Tribune Juive

Anne Dunan. Procès de l’attentat de Nice. Oui Stéphane, Vous avez le droit de haïr

REUTERS/Eric Gaillard

Procès de Nice, attentat du 14 juillet.

Stéphane est sur la prom’ avec sa femme et sa fille.

Le terroriste fonce sur eux avec son camion.

Stéphane est gravement blessé. Sa femme meurt.

Il décrit leurs enfants, hagards, éperdus, qui font la navette entre leur père et le cadavre de leur mère.

Il raconte comment son enfant lui dit qu’ils ont « mis un drap blanc sur maman ». Le pompier qui lui demande d’être fort. L’ambulance et les enfants comme des « zombies ».

Il raconte comment plus tard il défait les valises pour choisir la robe que sa femme portera dans l’éternité, la couleur champagne du capitonnage du cercueil.

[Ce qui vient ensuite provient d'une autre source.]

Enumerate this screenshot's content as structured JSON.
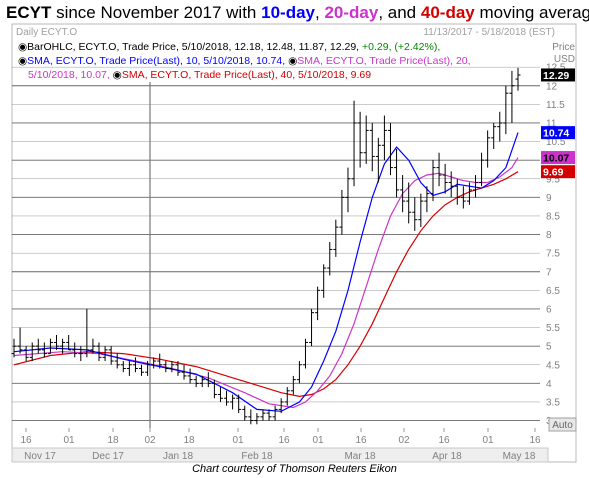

Stéphane relate la vie d’après, regrette même de m’avoir pas été tué à la place de sa femme parce qu’il croit que son épouse aurait mieux su s’occuper des enfants, il raconte la place vide dans le lit, les disputes avec ces enfants orphelins qui ont vu mourir leur mère.

Mais voilà. Stéphane commet une « erreur ». A la fin de sa déposition, il ne peut s’empêcher de dire qu’il a la haine. Qu’il n’a pas pu aller au bout du livre de Leiris (celui dont les terroristes n’ont pas la haine). Il s’en excuse même.

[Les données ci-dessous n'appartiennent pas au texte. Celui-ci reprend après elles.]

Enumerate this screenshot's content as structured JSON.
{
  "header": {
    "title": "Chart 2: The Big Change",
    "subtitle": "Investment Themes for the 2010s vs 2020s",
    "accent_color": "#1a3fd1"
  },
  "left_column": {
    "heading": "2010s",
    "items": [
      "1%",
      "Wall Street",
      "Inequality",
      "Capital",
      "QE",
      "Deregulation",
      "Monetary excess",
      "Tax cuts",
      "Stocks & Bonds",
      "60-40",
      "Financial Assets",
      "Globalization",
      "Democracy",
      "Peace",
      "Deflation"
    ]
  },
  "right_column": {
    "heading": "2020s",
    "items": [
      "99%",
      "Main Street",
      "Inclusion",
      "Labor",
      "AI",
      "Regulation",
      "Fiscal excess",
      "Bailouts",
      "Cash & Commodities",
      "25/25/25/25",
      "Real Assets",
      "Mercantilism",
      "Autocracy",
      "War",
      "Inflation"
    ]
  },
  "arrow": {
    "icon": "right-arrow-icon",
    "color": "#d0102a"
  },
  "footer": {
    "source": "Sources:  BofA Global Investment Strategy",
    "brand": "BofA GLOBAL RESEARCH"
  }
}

Grave erreur. Un avocat de la defense le tance, déclare que la haine n’a pas sa place ici. Puis le Président de la Cour fait de même… La haine c’est mal, c’est sale, ce n’est pas « digne » … Même si ta femme a été écrasée par un camion, tu n’as aucune excuse.

Alors moi, là, en lisant ça, j’ai la gerbe. Mais alors une gerbe de tous les diables. J’ai honte de mon confrère. Il y connaît quoi en dignité lui ? Il doit être content de lui, d’avoir fait son effet, son job. Mais moi il me donne envie de brûler la mienne. Il me donne envie de balancer tout. Quant au Président, qui a la « police » de l’audience… Pas mieux… Brandir la « dignité »! Pouah ! Infecte lâcheté !

Alors j’ai envie de dire à Stéphane que je le comprends, moi. Tout avocat que je suis. J’ai envie de lui dire que la haine c’est pas sa faute à lui s’il l’a au cœur. Que ce n’est pas « mal ». Que ce qui l’est, c’est le terroriste, le terrorisme islamique. Que oui, ceux là méritent notre haine et que aimer sa femme c’est haïr celui qui la tue. Que Leiris est nul et que j’aurais détesté être aimé par un gars comme lui.

Oui Stéphane vous avez plus que quiconque le droit de haïr. Et moi, ce droit je ne vous le dénie pas un seul instant. J’aimerais vous dire, Stéphane, que ceux qui ont essayé de vous enlever ce droit aujourd’hui sont dans l’erreur. Tout avocat ou président qu’ils sont.

Et si j’ai du dégoût ce n’est ni de vous, de votre souffrance ou de votre haine, c’est de cette enceinte judiciaire où la robe fait dire des sottises. Je m’associe à votre haine, je compatis à votre peine. Quoi qu’il en coûte.